Juristisch ist das durchaus eine Herausforderung. Um eine Raumordnung auf privaten Grundstücken vorzunehmen, ist ein privatrechtlicher Vertrag notwendig, im Fachausdruck als Raumordnungsvertrag bezeichnet. Einfach erklärt schließt die Gemeinde mit dem Grundstückseigentümer eine Vereinbarung, was auf und mit dem Grundstück passieren darf. „In Wahrheit kann im Vertrag alles geregelt werden. Das Verhältnis zwischen
Eigentum und Miete, aber auch jenes zwischen förderbarem und nicht förderbarem Wohnbau“, sagt ÖVP-Wohnbausprecher und Generalsekretär Wolfgang Mayer.
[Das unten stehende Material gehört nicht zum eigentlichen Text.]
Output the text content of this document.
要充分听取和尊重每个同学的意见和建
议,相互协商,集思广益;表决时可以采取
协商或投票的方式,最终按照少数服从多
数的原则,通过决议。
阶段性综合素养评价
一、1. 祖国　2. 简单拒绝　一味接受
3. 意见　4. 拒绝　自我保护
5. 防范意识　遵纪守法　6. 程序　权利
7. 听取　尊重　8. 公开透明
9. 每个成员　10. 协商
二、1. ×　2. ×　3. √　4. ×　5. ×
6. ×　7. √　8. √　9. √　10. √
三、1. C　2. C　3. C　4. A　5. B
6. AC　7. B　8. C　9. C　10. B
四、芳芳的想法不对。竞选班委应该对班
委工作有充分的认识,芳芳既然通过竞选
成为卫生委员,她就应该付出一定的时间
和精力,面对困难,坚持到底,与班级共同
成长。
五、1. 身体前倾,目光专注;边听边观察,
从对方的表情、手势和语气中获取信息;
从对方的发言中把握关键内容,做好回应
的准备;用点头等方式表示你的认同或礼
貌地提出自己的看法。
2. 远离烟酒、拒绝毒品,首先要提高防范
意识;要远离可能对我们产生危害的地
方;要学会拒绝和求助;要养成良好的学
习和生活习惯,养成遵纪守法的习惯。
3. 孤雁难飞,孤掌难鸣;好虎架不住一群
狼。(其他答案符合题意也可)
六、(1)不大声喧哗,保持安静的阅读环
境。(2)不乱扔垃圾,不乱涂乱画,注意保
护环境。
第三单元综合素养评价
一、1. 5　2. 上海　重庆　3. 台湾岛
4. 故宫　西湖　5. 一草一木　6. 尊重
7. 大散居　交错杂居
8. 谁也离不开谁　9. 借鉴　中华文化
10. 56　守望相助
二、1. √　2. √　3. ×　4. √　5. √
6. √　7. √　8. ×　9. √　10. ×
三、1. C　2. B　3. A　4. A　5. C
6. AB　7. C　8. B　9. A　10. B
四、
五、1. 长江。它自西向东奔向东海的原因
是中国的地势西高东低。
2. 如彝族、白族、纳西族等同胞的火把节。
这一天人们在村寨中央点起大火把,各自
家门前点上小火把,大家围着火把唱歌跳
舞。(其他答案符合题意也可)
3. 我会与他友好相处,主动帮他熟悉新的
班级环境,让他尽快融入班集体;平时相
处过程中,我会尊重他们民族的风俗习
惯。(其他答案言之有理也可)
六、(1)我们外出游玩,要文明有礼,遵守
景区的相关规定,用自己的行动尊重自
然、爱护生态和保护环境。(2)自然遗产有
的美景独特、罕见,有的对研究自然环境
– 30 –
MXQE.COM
Für Gemeinden sei der Raumordnungsvertrag ein effektives Instrument, um beispielsweise gegen Immobilienspekulation aufzutreten – ohne Geld in die Hand nehmen zu müssen. „In der Gemeinde Grödig wurde durch einen solchen Raumordnungsvertrag ein Quadratmeterpreis von 3120 Euro für Eigentumswohnungen erzielt“, sagt Bürgermeister Herbert Schober. Drei Raumordnungsverträge habe er seit 2019 abgeschlossen.
„Wir schließen immer dann Raumordnungsverträge ab, wenn es durch Umwidmungen oder verbesserte Bebauungsgrundlagen zur Schaffung von nicht unwesentlichen privaten Vermögenswerten kommt“, heißt es aus dem Büro des noch ressortzuständigen Vizebürgermeisters der Stadt Salzburg, Florian Kreibich (ÖVP). Die Wertsteigerung solle auch in einem bestimmten Ausmaß der Gesellschaft zugutekommen. Ausgenommen sind Eigenbedarfsflächen oder verhältnismäßig kleine Flächen bei Umwidmungen. Als Stadt schließe man aber auch Raumordnungs
verträge, wenn es um Gewerbeimmobilien gehe – „um eine bestimmte Anzahl Arbeitsplätze zu schaffen“. Philipp Radlegger, Geschäftsführer der Wohnbau-Genossenschaft Bergland, sagt: „Es ist ein wichtiges Instrument für sozialen Wohnbau.“
Zurück zur juristischen Problematik: Die Gemeinde agiert vielfach hoheitlich und erlässt beispielsweise Raumordnungspläne. Ein Erkenntnis des Verfassungsgerichtshofes im Jahr 1999 hob die verpflichtende Vertragsraumordnung daher auf. Gemeinde
und Gemeindebürger seien keine gleichwertigen Vertragspartner, hieß es. Geschlossen wurden in Salzburg nach dem Rechtsspruch trotzdem Hunderte Raumordnungsverträge. „Insgesamt konnten mehr als 200 Hektar Flächen gesichert bzw. entwickelt werden“, sagt Mayer. Es sei aber ein rechtlicher und fachlicher Grenzgang gewesen.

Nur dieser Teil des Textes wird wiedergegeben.